My process for overclocking was pretty straight forward – I used the Unigine Heaven DX11 benchmark to loop and used WattMan for all configuration changes. Best practices as recommended from AMD are to first adjust the target temperature and power limit on the card, run some games for extended periods to test for stability and performance improvements, then move on to adjusting the clock speeds. As you would expect, adjust only the temperature target and the power limit (by percentage) will net you some free performance. By allowing the GPU to move above its default temperature target of 80C, to 90C, the card will use more power and stabilize at higher clock speeds for longer periods of time. The same with the power limit – any user of NVIDIA’s GPU Boost will be familiar with this behavior.
After I set the power limit to +30% and the target temperature to 90C, I then raised clocks. I’m going to be honest here: I was expected a bit more overclocking headroom out of the Polaris 10 GPU. I was only able to get a 3.5% overclock on the GPU frequency stable, and that included the power and temperature adjustments.
That results in the “boost” clock going from 1266 MHz to 1310 MHz (44 MHz) – a modest jump to say the least. More important than what GPUZ reports, now that AMD has implemented proper adaptive frequency scaling, is what clock rates we actually see in game.
Above is the clock and temperature measurements after extended looping through Unigine Heaven at stock settings. The orange line stabilizes on 80C while the blue line averages out in the ~1210 MHz level.
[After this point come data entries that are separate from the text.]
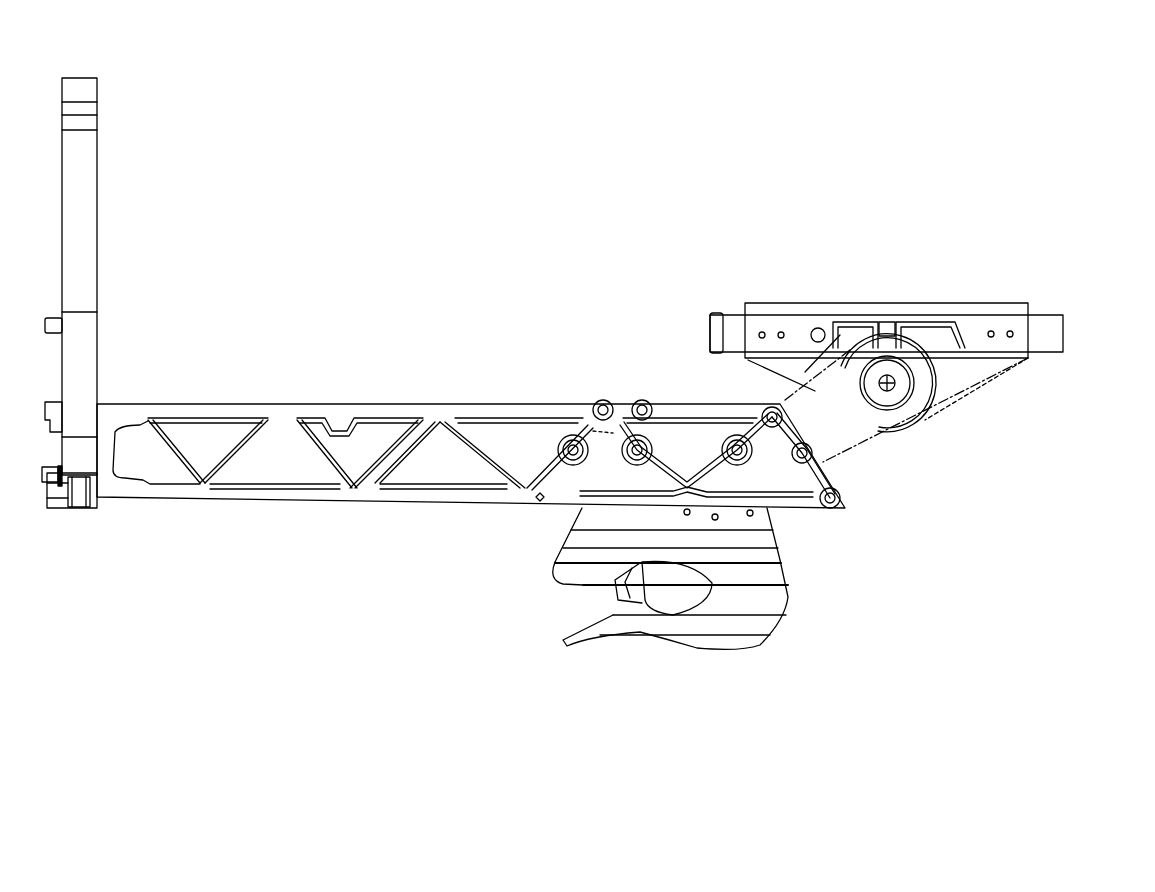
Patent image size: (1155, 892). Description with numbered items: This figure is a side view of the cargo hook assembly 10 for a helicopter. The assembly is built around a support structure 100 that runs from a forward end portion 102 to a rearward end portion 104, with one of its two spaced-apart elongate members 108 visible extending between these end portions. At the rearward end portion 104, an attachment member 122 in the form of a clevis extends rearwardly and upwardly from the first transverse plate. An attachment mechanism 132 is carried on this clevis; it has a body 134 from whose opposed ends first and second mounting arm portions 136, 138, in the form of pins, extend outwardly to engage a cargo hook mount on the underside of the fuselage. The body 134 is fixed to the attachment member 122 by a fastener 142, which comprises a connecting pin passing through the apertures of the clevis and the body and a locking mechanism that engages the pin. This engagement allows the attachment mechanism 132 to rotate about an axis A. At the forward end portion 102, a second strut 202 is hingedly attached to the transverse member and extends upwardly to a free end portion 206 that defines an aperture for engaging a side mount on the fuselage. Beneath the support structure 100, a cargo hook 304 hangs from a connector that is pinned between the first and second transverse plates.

The cargo hook assembly 10 is at (952, 85).
The support structure 100 is at (505, 458).
The forward end portion 102 is at (98, 489).
The rearward end portion 104 is at (840, 505).
The elongate member 108 is at (276, 413).
The attachment member 122 is at (828, 438).
The attachment mechanism 132 is at (863, 310).
The body 134 is at (983, 323).
The first mounting arm portion 136 is at (1047, 336).
The second mounting arm portion 138 is at (718, 335).
The fastener 142 is at (905, 381).
The axis A is at (897, 385).
The second strut 202 is at (97, 200).
The free end portion 206 is at (97, 90).
The cargo hook 304 is at (748, 632).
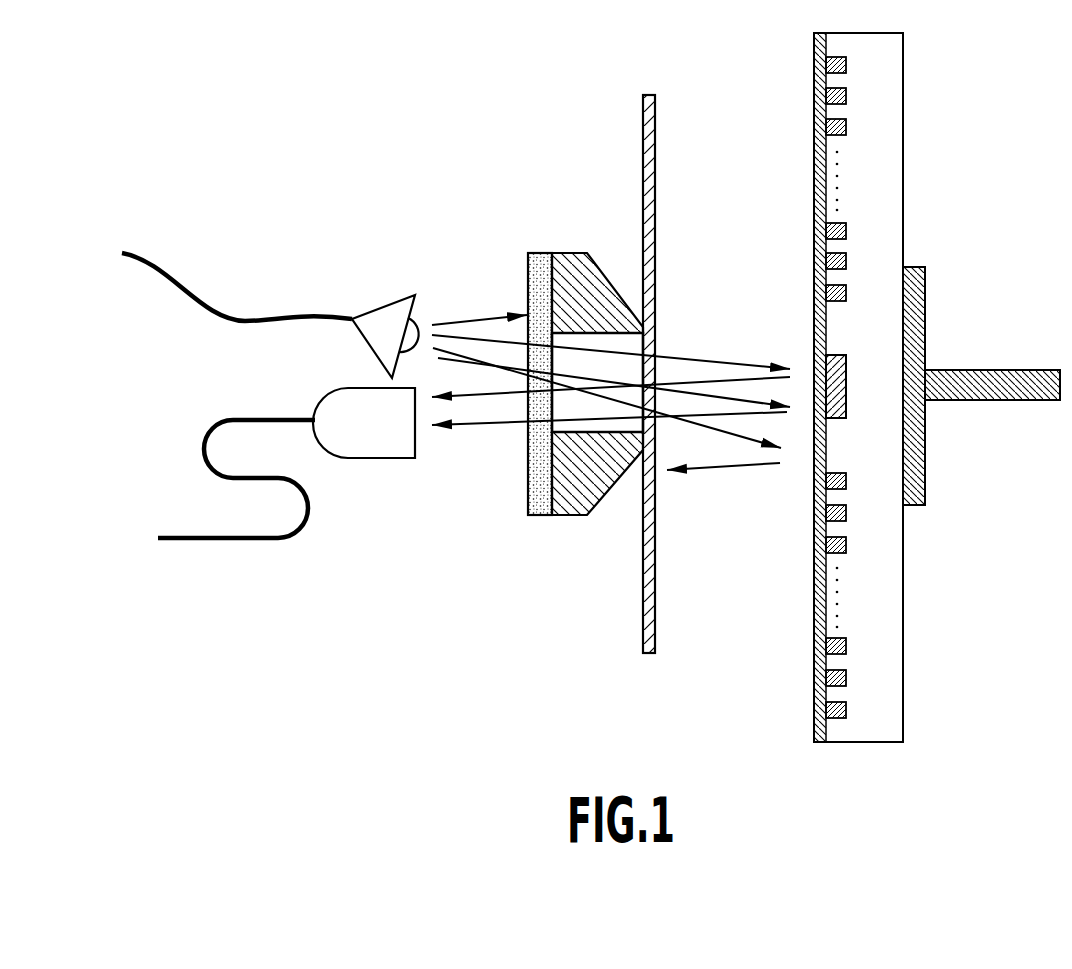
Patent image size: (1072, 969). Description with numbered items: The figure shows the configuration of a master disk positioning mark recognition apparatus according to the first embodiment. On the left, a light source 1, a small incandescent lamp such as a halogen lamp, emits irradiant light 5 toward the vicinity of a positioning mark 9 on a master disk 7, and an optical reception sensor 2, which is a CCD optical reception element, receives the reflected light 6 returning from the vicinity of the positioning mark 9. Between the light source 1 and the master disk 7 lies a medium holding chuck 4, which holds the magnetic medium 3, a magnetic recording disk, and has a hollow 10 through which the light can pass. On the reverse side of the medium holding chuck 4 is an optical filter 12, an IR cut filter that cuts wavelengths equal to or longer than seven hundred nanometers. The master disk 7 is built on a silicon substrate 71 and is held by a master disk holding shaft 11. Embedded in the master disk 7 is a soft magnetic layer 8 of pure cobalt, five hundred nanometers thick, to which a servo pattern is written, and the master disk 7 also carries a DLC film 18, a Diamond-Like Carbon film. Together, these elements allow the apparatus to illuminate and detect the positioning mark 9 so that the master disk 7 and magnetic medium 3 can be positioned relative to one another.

The light source 1 is at (390, 304).
The optical reception sensor 2 is at (367, 452).
The magnetic medium 3 is at (656, 112).
The medium holding chuck 4 is at (570, 517).
The irradiant light 5 is at (478, 312).
The reflected light 6 is at (483, 430).
The master disk 7 is at (865, 745).
The soft magnetic layer 8 is at (826, 228).
The positioning mark 9 is at (847, 367).
The hollow of the chuck 10 is at (610, 333).
The master disk holding shaft 11 is at (1007, 390).
The optical filter 12 is at (540, 253).
The DLC film 18 is at (814, 678).
The silicon substrate 71 is at (897, 610).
After running through our overclocking process, the results change quite a bit. The temperature is definitely hitting that 90C level but the clock speed is MUCH more variable than it was before, jumping between 1150 MHz and 1300 MHz. The net change in average clock speed is there, now we are running closer to 1245 MHz. That much clock speed variance could indicate potential issues with game smoothness as well and I saw one example of this in my testing.
In Hitman at 2560×1440, average performance between stock and overclocked testing shows no change. However, it’s clear that the frame time data when overclocked is more variable and we see slightly less smooth gameplay because of it. It’s not a dramatic difference, as it seems AMD has figured out how to handle this better than it did with the R9 Nano, but it is something to be wary of going forward.
If a user wants to, cranking up the fan speed on the card (and thus the noise levels) will stabilize things, lowering variance on the clock speed at that same 90C temperature.
I have heard from other reviewers of the RX 480 that my overclocks are on par with what others have seen. That is somewhat disappointing, as I was hoping the move to 14nm FinFET would net us a larger window for partners and for overclockers to play in. As it stands now, the WattMan utility is vastly improved; Polaris, much like Fiji before it, might not make for the best overclocking story.